Papers

Anti-austerity Politics: Marxism, Materialism, and the Scope of the Political

Presented at the Association for Political Theory, October 2014. Full paper.

For many post-Marxists, the political is a vitally important category and it is established, and must be defended, by maintaining the specificity of the political, by preventing its colonization by other categories. The authors I have in mind here include Alain Badiou, Ernesto Laclau, Chantal Mouffe, and Jacques Rancière, as well as more recent work by Jodi Dean and Peter Hallward.
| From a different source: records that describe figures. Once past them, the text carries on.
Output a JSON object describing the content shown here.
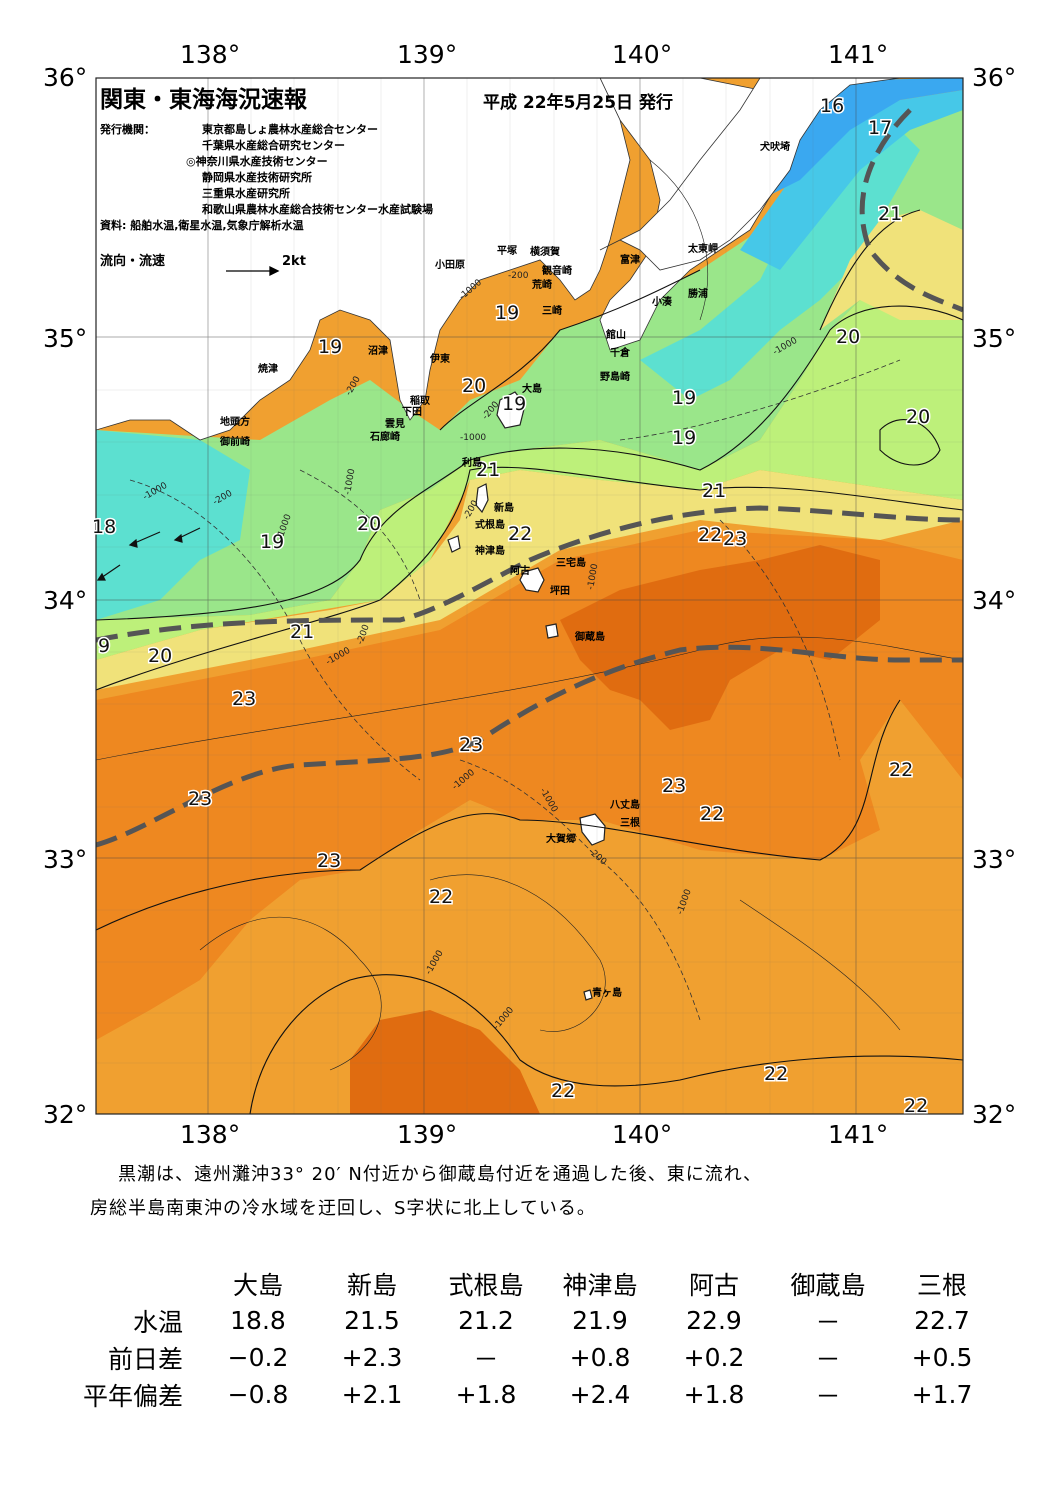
{
  "header": {
    "title": "関東・東海海況速報",
    "date": "平成 22年5月25日 発行",
    "org_label": "発行機関：",
    "orgs": [
      "東京都島しょ農林水産総合センター",
      "千葉県水産総合研究センター",
      "◎神奈川県水産技術センター",
      "静岡県水産技術研究所",
      "三重県水産研究所",
      "和歌山県農林水産総合技術センター水産試験場"
    ],
    "source": "資料: 船舶水温,衛星水温,気象庁解析水温",
    "flow_legend": "流向・流速",
    "flow_scale": "2kt"
  },
  "axes": {
    "lon_labels": [
      "138°",
      "139°",
      "140°",
      "141°"
    ],
    "lat_labels": [
      "36°",
      "35°",
      "34°",
      "33°",
      "32°"
    ]
  },
  "colors": {
    "t16": "#3aa8f0",
    "t17": "#46c8e8",
    "t18": "#5ce0d0",
    "t19": "#9ae68a",
    "t20": "#bdf07a",
    "t21": "#f0e27a",
    "t22": "#f0a030",
    "t23": "#ee8820",
    "t24": "#e06c10",
    "land": "#ffffff",
    "kuroshio": "#555555"
  },
  "temperature_labels": [
    "16",
    "17",
    "21",
    "20",
    "19",
    "19",
    "20",
    "19",
    "19",
    "19",
    "20",
    "21",
    "22",
    "22",
    "23",
    "21",
    "18",
    "19",
    "20",
    "21",
    "20",
    "9",
    "23",
    "23",
    "23",
    "23",
    "22",
    "23",
    "22",
    "22",
    "22",
    "22",
    "22"
  ],
  "place_names": [
    "犬吠埼",
    "太東岬",
    "勝浦",
    "小湊",
    "富津",
    "横須賀",
    "観音崎",
    "平塚",
    "小田原",
    "荒崎",
    "三崎",
    "館山",
    "千倉",
    "野島崎",
    "大島",
    "沼津",
    "伊東",
    "焼津",
    "稲取",
    "下田",
    "雲見",
    "石廊崎",
    "地頭方",
    "御前崎",
    "利島",
    "新島",
    "式根島",
    "神津島",
    "三宅島",
    "阿古",
    "坪田",
    "御蔵島",
    "八丈島",
    "三根",
    "大賀郷",
    "青ヶ島"
  ],
  "contour_depth_labels": [
    "-200",
    "-1000",
    "-200",
    "-1000",
    "-200",
    "-1000",
    "-1000",
    "-200",
    "-1000",
    "-200",
    "-1000",
    "-1000",
    "-1000",
    "-1000",
    "-200",
    "-1000",
    "-1000",
    "-200",
    "-1000",
    "-1000"
  ],
  "description": [
    "黒潮は、遠州灘沖33° 20′ N付近から御蔵島付近を通過した後、東に流れ、",
    "房総半島南東沖の冷水域を迂回し、S字状に北上している。"
  ],
  "table": {
    "columns": [
      "大島",
      "新島",
      "式根島",
      "神津島",
      "阿古",
      "御蔵島",
      "三根"
    ],
    "rows": [
      {
        "label": "水温",
        "values": [
          "18.8",
          "21.5",
          "21.2",
          "21.9",
          "22.9",
          "－",
          "22.7"
        ]
      },
      {
        "label": "前日差",
        "values": [
          "−0.2",
          "+2.3",
          "－",
          "+0.8",
          "+0.2",
          "－",
          "+0.5"
        ]
      },
      {
        "label": "平年偏差",
        "values": [
          "−0.8",
          "+2.1",
          "+1.8",
          "+2.4",
          "+1.8",
          "－",
          "+1.7"
        ]
      }
    ]
  }
}
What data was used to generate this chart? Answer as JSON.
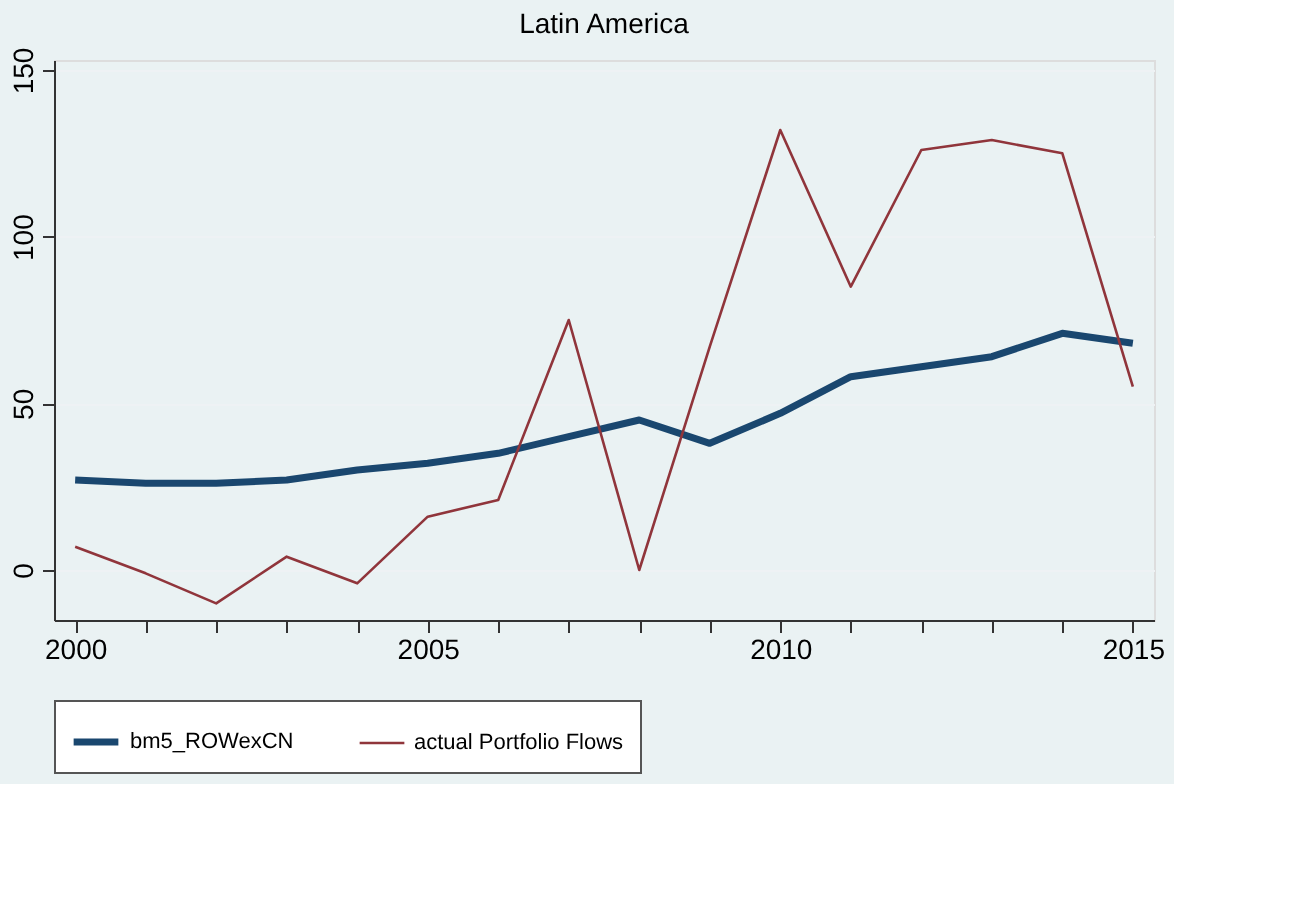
{
  "chart_data": {
    "type": "line",
    "title": "Latin America",
    "x": [
      2000,
      2001,
      2002,
      2003,
      2004,
      2005,
      2006,
      2007,
      2008,
      2009,
      2010,
      2011,
      2012,
      2013,
      2014,
      2015
    ],
    "series": [
      {
        "name": "bm5_ROWexCN",
        "color": "#1a476f",
        "values": [
          27,
          26,
          26,
          27,
          30,
          32,
          35,
          40,
          45,
          38,
          47,
          58,
          61,
          64,
          71,
          68
        ]
      },
      {
        "name": "actual Portfolio Flows",
        "color": "#90353b",
        "values": [
          7,
          -1,
          -10,
          4,
          -4,
          16,
          21,
          75,
          0,
          67,
          132,
          85,
          126,
          129,
          125,
          55
        ]
      }
    ],
    "xlim": [
      1999.7,
      2015.3
    ],
    "xticks": [
      2000,
      {
        "value": 2001,
        "label": null
      },
      {
        "value": 2002,
        "label": null
      },
      {
        "value": 2003,
        "label": null
      },
      {
        "value": 2004,
        "label": null
      },
      2005,
      {
        "value": 2006,
        "label": null
      },
      {
        "value": 2007,
        "label": null
      },
      {
        "value": 2008,
        "label": null
      },
      {
        "value": 2009,
        "label": null
      },
      2010,
      {
        "value": 2011,
        "label": null
      },
      {
        "value": 2012,
        "label": null
      },
      {
        "value": 2013,
        "label": null
      },
      {
        "value": 2014,
        "label": null
      },
      2015
    ],
    "ylim": [
      -15,
      153
    ],
    "yticks": [
      0,
      50,
      100,
      150
    ],
    "grid": "y",
    "legend": "bottom",
    "marker": "none",
    "line_style": "solid"
  }
}
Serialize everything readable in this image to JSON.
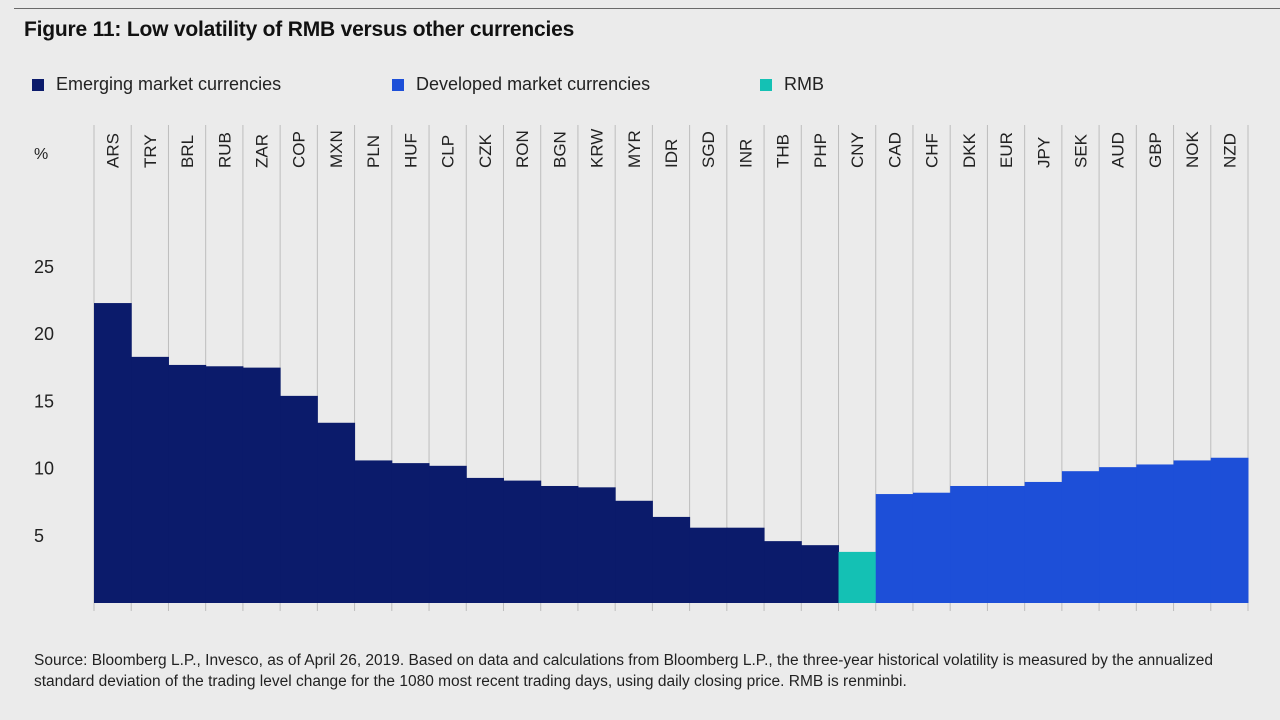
{
  "title": "Figure 11: Low volatility of RMB versus other currencies",
  "legend": [
    {
      "label": "Emerging market currencies",
      "color": "#0b1b6b"
    },
    {
      "label": "Developed market currencies",
      "color": "#1d4fd8"
    },
    {
      "label": "RMB",
      "color": "#14c1b4"
    }
  ],
  "unit_label": "%",
  "source": "Source: Bloomberg L.P., Invesco, as of April 26, 2019. Based on data and calculations from Bloomberg L.P., the three-year historical volatility is measured by the annualized standard deviation of the trading level change for the 1080 most recent trading days, using daily closing price. RMB is renminbi.",
  "colors": {
    "background": "#ebebeb",
    "gridline": "#bdbdbd",
    "emerging": "#0b1b6b",
    "developed": "#1d4fd8",
    "rmb": "#14c1b4"
  },
  "chart_data": {
    "type": "bar",
    "title": "Figure 11: Low volatility of RMB versus other currencies",
    "xlabel": "",
    "ylabel": "%",
    "ylim": [
      0,
      25
    ],
    "yticks": [
      5,
      10,
      15,
      20,
      25
    ],
    "grid": "vertical separators between categories",
    "legend_position": "top-left",
    "categories": [
      "ARS",
      "TRY",
      "BRL",
      "RUB",
      "ZAR",
      "COP",
      "MXN",
      "PLN",
      "HUF",
      "CLP",
      "CZK",
      "RON",
      "BGN",
      "KRW",
      "MYR",
      "IDR",
      "SGD",
      "INR",
      "THB",
      "PHP",
      "CNY",
      "CAD",
      "CHF",
      "DKK",
      "EUR",
      "JPY",
      "SEK",
      "AUD",
      "GBP",
      "NOK",
      "NZD"
    ],
    "groups": [
      "Emerging market currencies",
      "Emerging market currencies",
      "Emerging market currencies",
      "Emerging market currencies",
      "Emerging market currencies",
      "Emerging market currencies",
      "Emerging market currencies",
      "Emerging market currencies",
      "Emerging market currencies",
      "Emerging market currencies",
      "Emerging market currencies",
      "Emerging market currencies",
      "Emerging market currencies",
      "Emerging market currencies",
      "Emerging market currencies",
      "Emerging market currencies",
      "Emerging market currencies",
      "Emerging market currencies",
      "Emerging market currencies",
      "Emerging market currencies",
      "RMB",
      "Developed market currencies",
      "Developed market currencies",
      "Developed market currencies",
      "Developed market currencies",
      "Developed market currencies",
      "Developed market currencies",
      "Developed market currencies",
      "Developed market currencies",
      "Developed market currencies",
      "Developed market currencies"
    ],
    "values": [
      22.3,
      18.3,
      17.7,
      17.6,
      17.5,
      15.4,
      13.4,
      10.6,
      10.4,
      10.2,
      9.3,
      9.1,
      8.7,
      8.6,
      7.6,
      6.4,
      5.6,
      5.6,
      4.6,
      4.3,
      3.8,
      8.1,
      8.2,
      8.7,
      8.7,
      9.0,
      9.8,
      10.1,
      10.3,
      10.6,
      10.8
    ]
  }
}
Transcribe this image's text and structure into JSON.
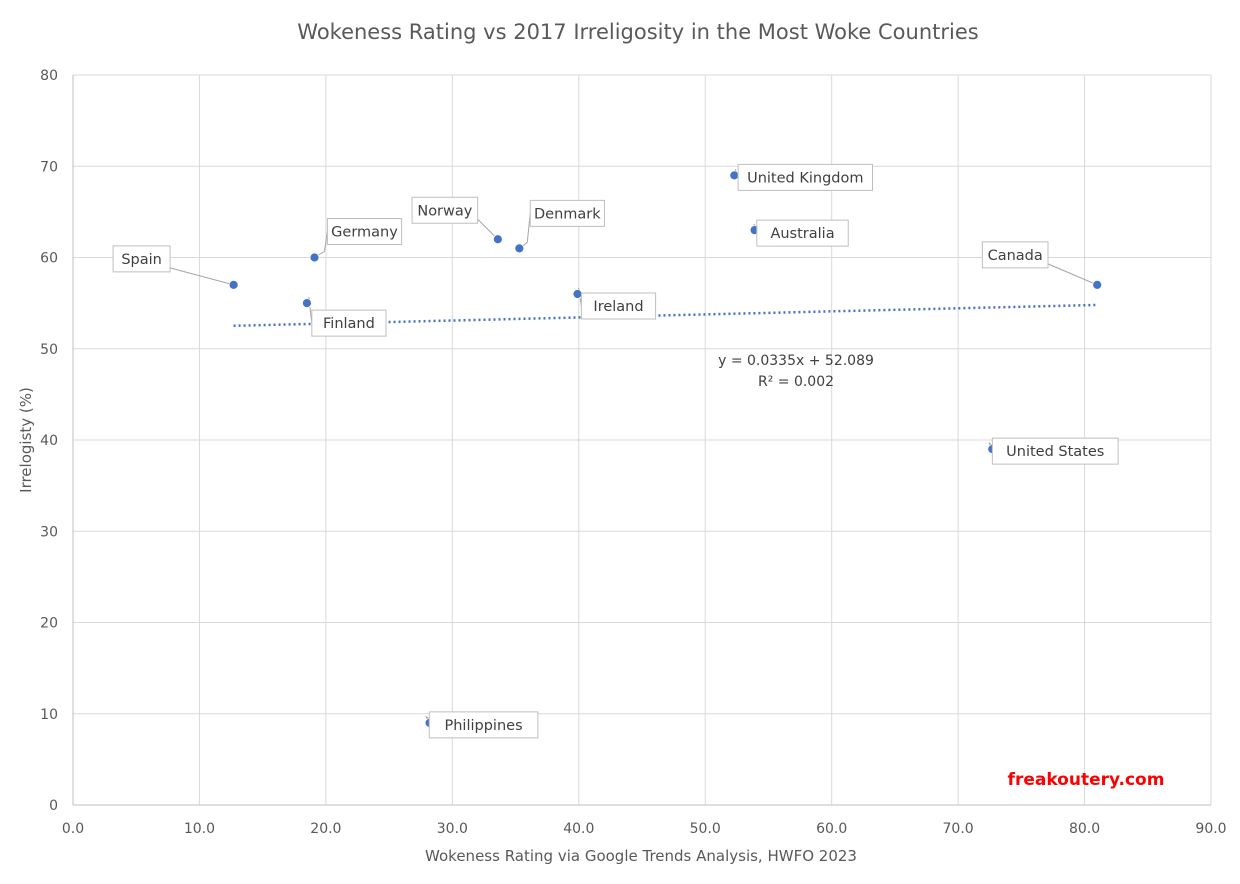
{
  "chart_data": {
    "type": "scatter",
    "title": "Wokeness Rating vs 2017 Irreligosity in the Most Woke Countries",
    "xlabel": "Wokeness Rating via Google Trends Analysis, HWFO 2023",
    "ylabel": "Irrelogisty (%)",
    "xlim": [
      0,
      90
    ],
    "ylim": [
      0,
      80
    ],
    "x_ticks": [
      "0.0",
      "10.0",
      "20.0",
      "30.0",
      "40.0",
      "50.0",
      "60.0",
      "70.0",
      "80.0",
      "90.0"
    ],
    "y_ticks": [
      "0",
      "10",
      "20",
      "30",
      "40",
      "50",
      "60",
      "70",
      "80"
    ],
    "grid": true,
    "marker_color": "#4472c4",
    "trendline_color": "#4472c4",
    "points": [
      {
        "label": "Spain",
        "x": 12.7,
        "y": 57
      },
      {
        "label": "Germany",
        "x": 19.1,
        "y": 60
      },
      {
        "label": "Finland",
        "x": 18.5,
        "y": 55
      },
      {
        "label": "Philippines",
        "x": 28.2,
        "y": 9
      },
      {
        "label": "Norway",
        "x": 33.6,
        "y": 62
      },
      {
        "label": "Denmark",
        "x": 35.3,
        "y": 61
      },
      {
        "label": "Ireland",
        "x": 39.9,
        "y": 56
      },
      {
        "label": "United Kingdom",
        "x": 52.3,
        "y": 69
      },
      {
        "label": "Australia",
        "x": 53.9,
        "y": 63
      },
      {
        "label": "United States",
        "x": 72.7,
        "y": 39
      },
      {
        "label": "Canada",
        "x": 81.0,
        "y": 57
      }
    ],
    "trendline": {
      "type": "linear",
      "slope": 0.0335,
      "intercept": 52.089,
      "x_range": [
        12.7,
        81.0
      ],
      "equation": "y = 0.0335x + 52.089",
      "r_squared": "R² = 0.002"
    },
    "watermark": {
      "text": "freakoutery.com",
      "color": "#ff0000"
    }
  }
}
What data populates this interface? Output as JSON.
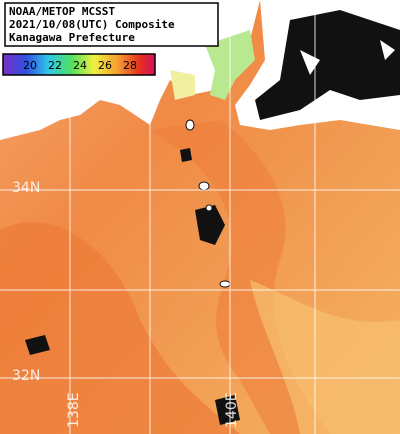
{
  "header": {
    "lines": [
      "NOAA/METOP MCSST",
      "2021/10/08(UTC) Composite",
      "Kanagawa Prefecture"
    ]
  },
  "colorbar": {
    "ticks": [
      20,
      22,
      24,
      26,
      28
    ]
  },
  "grid_labels": {
    "latitudes": [
      "34N",
      "32N"
    ],
    "longitudes": [
      "138E",
      "140E"
    ]
  }
}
In very general terms, all these authors share a concern with something encroaching on the political, whether that is a theoretical encroachment of Marxist economic determinism, or a practical encroachment of neoliberal marketisation. In either case, these authors assert the separateness of the political as a way of ensuring a space for human agency against the realm of necessity.

The problem is that this insistence on the separateness of the political leads to a narrow and abstract understanding of politics, which cuts politics of from the world in which it is supposed to act. Instead of all the complex considerations we encounter when we engage in political activity, these approaches reduce politics to some formal criteria, such as ‘contestation’ or ‘the incompleteness of the social’. It is because of this reductionism that I refer to approaches to the political which concentrate on its separateness as ‘austere’. In this paper, I attempt to find what we might call an ‘anti-austerity’ conception of politics. A turn to the sensuous or phenomenological, I argue, helps us to understand the richness of politics, that is to say, the multiple varying factors that come together to form the space in which we can take political action.